A tensorflow pretrained object detection model like ssd_mobilenet_v2 is trained on COCO dataset and make prediction on 90 different classes defined in its labelmap file.
I’ve finetuned it with a set of new images : “helmet” and “heads” (these classes does not exist in COCO Dataset.). The result is a new model that works fine, but only makes prediction on these 2 new classes.
My question : How to get a new model that contains 90+2 = 92 classes.
(90 class from the pre-trained model + my 2 new classes)
You must provide an exact number of classes that your model is going to detect. By default, it is equal to 90 because the pre-trained model is supposed to be used for 90 objects within the COCO dataset.
So you need to update num_classes to 92.
We should create category index dictionary to map the labels to corresponding label names.
Following your suggestion :
1/ I’ve updated num_classes to 92 as requested.
2/ I’ve also created the category index dictionary starting with the original label_map.pbtxt from coco dataset (90 classes) and adding my 2 classes at the end :
While fine-tuning If the data doesn’t have the previous 90 classes data it may have some effect on the model. Because original model has been trained on 90 classes and now the weights will be adjusted for just the two new classes.

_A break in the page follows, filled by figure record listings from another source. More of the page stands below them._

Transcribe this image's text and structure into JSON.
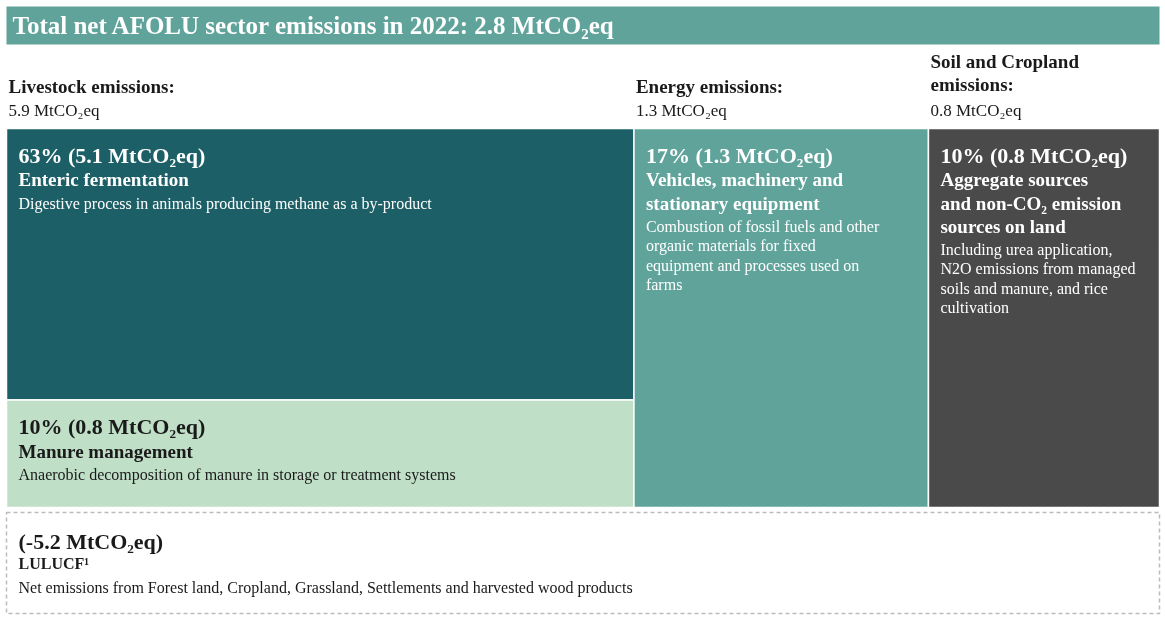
{
  "chart_data": {
    "type": "other",
    "title": "Total net AFOLU sector emissions in 2022: 2.8 MtCO₂eq",
    "categories": [
      "Enteric fermentation",
      "Manure management",
      "Vehicles, machinery and stationary equipment",
      "Aggregate sources and non-CO₂ emission sources on land",
      "LULUCF¹"
    ],
    "values": [
      5.1,
      0.8,
      1.3,
      0.8,
      -5.2
    ],
    "value_labels": [
      "63% (5.1 MtCO₂eq)",
      "10% (0.8 MtCO₂eq)",
      "17% (1.3 MtCO₂eq)",
      "10% (0.8 MtCO₂eq)",
      "(-5.2 MtCO₂eq)"
    ],
    "colors": [
      "#1d5f66",
      "#c0dfc7",
      "#5fa39a",
      "#4a4a4a",
      "#ffffff"
    ],
    "annotations": [
      "Livestock emissions:",
      "5.9 MtCO₂eq",
      "Energy emissions:",
      "1.3 MtCO₂eq",
      "Soil and Cropland emissions:",
      "0.8 MtCO₂eq",
      "Digestive process in animals producing methane as a by-product",
      "Anaerobic decomposition of manure in storage or treatment systems",
      "Combustion of fossil fuels and other organic materials for fixed equipment and processes used on farms",
      "Including urea application, N2O emissions from managed soils and manure, and rice cultivation",
      "Net emissions from Forest land, Cropland, Grassland, Settlements and harvested wood products"
    ]
  }
}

My initial question was “How to keep original classes when finetuning a model”
The idea behing was :
Making prediction with a 90 classes model takes x ms.
Making prediction with a 2 classes model (helmet + head) takes y ms.
So making preductions on 92 classe by querying 2 models takes x+y ms.
My feeling was that the response time would be better if I manage to create a single model with my 92 classes.
Am I right, and how to achieve it ?
And yes, your intuition is correct. Querying a model with 92 classes is not going to much slower than querying one with 90 classes whereas querying two models is going to be slower. Also, the answer from two models isn’t going to answer your question. Because no matter what input you give the softmax values from each model will sum to 1. So you could get 0.75 helmet, 0.25 head in one model and 0.75 hair dryer, with 0.25 distributed over the other 89 classes - and you can’t tell whether the right answer is helmet or hair dryer.